Likewise, those Reverend Mothers – including Mohiam – remember themselves what happened with those Abominations. And up until they had a Kwizatz Haderach to deal with, those voices of experience in their Other Memories were pretty good predictors for things going all pear-shaped. Alia just wasn’t enough of a Kwizatz Haderach to lie outside the reliability of that prediction.

[spoiler]Unlike, say, Leto II and Ghanima, whose circumstances were so bizarre that prior experience couldn’t have predicted them. Alia had a relatively “normal” upbringing for a Preborn… despite her occasional prescience.

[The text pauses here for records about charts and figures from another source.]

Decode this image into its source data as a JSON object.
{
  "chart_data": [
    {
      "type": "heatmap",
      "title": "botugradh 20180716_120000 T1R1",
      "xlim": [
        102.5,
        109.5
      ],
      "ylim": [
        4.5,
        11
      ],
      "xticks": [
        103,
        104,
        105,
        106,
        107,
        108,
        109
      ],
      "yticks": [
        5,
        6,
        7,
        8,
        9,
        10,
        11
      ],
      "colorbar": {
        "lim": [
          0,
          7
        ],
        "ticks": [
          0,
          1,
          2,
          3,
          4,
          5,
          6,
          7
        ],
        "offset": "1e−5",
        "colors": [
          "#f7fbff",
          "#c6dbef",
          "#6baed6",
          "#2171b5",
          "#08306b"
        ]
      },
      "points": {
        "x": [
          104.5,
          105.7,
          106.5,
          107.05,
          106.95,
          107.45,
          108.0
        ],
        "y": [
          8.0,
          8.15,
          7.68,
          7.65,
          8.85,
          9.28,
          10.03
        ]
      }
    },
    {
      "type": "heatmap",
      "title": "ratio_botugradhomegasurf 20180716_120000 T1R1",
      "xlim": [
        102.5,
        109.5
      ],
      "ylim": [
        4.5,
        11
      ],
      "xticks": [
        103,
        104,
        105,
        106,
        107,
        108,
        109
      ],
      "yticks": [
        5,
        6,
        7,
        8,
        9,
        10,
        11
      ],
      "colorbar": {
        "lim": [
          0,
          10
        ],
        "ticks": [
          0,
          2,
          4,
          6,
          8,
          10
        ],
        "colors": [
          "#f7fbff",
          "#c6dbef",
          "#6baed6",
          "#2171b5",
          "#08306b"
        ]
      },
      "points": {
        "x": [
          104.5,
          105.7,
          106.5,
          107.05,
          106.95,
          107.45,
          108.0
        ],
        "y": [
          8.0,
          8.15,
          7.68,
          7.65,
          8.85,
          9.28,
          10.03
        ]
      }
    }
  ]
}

In particular, I’d guess, the fact of her Reverend Mother mother’s rejection probably hurt her chances a lot. That notably didn’t happen with Leto II and his sister.[/spoiler]

I remembered a couple of my questions from home that I had written down! :smiley:

Its been years since I saw the 1984 Dune movie and the 2003 Sci-Fi channel miniseries. I remembered that I thought the Dune movie was kinda weird, the climactic battle was fought with these weird handheld devices, I think they looked like door handles, that Paul and the Fremen would scream into and unleash some sort of sonic blast. I’m guessing that’s where they got the Atreides-only Sonic Tanks from in the Dune games, because there was no mention of it anywhere in the books.

From scattered reviews of the 2003 miniseries, I seem to recall that it was more accurate. Just exactly what differences where there between the books and each of these things? I liked the miniseries even though I watched all of it without ever reading Dune, but I think I was too young to really enjoy the movie when I last saw it probably on TV in the 90’s.

And my other question concerns Earth. Given that Dune is set like 20000 years in the future, do people still go to Earth? Is it still inhabited? Or is it like some ancient myth in the recesses of humanity’s collective unconscious? I’m curious if it ever figures into the plot, as several sci-fi universes that I partake in treat Earth as some kind of mythical homeworld like we’d treat Atlantis today.

I never saw any of the Sci-Fi (now SyFy) adaptations, and it’s been a LONG time since I saw the Lynch version, but I do remember the “Weirding Modules” being particularly egregious additions. That and the rain, at the end. The rain was just stupid. Oh, and the Guild Navigators they showed. Ick. I much prefer the version from “Barlowe’s Guide To Extra-Terrestrials”, which matches up with the description of Edric from Dune Messiah.

My understanding is that it’s legendary now, if not forgotten entirely.